Un video circulado en redes sociales decía que las pruebas rápidas para diagnosticar el virus tenían altos porcentajes de error. El Ministerio de Salud y organismos internacionales lo desmintieron. Fue un rifirrafe entre gestores de redes sociales y funcionarios públicos.
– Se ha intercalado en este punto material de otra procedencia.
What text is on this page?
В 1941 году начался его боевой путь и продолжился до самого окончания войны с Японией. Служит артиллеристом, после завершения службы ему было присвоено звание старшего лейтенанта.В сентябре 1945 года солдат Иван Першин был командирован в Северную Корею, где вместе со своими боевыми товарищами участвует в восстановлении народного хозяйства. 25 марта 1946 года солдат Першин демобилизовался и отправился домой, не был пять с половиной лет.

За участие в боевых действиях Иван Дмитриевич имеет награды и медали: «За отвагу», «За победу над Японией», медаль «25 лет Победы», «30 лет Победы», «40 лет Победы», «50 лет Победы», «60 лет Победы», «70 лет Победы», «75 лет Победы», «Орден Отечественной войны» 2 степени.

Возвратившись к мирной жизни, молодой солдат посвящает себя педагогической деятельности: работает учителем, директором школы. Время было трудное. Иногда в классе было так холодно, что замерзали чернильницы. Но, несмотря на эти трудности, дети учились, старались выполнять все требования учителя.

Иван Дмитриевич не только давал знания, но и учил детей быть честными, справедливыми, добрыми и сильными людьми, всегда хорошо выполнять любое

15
Pero, más allá del escándalo ¿qué dicen los análisis internacionales y la ciencia?
  • pruebas de VIH

    Ilustración de Paula de la Cruz.

El VIH es un mal global: no solo viral, sino también como fuente de prejuicios y desconocimiento. Una publicación en redes sociales de la Posta aseguraba que un alto porcentaje de las pruebas rápidas de los kits de diagnóstico de VIH adquiridos por el Ministerio de Salud Pública daban resultados equivocados: unos habrían dado falsos positivos (erróneamente diagnosticar la presencia del virus) y otros falsos negativos (erróneamente diagnosticar su ausencia).  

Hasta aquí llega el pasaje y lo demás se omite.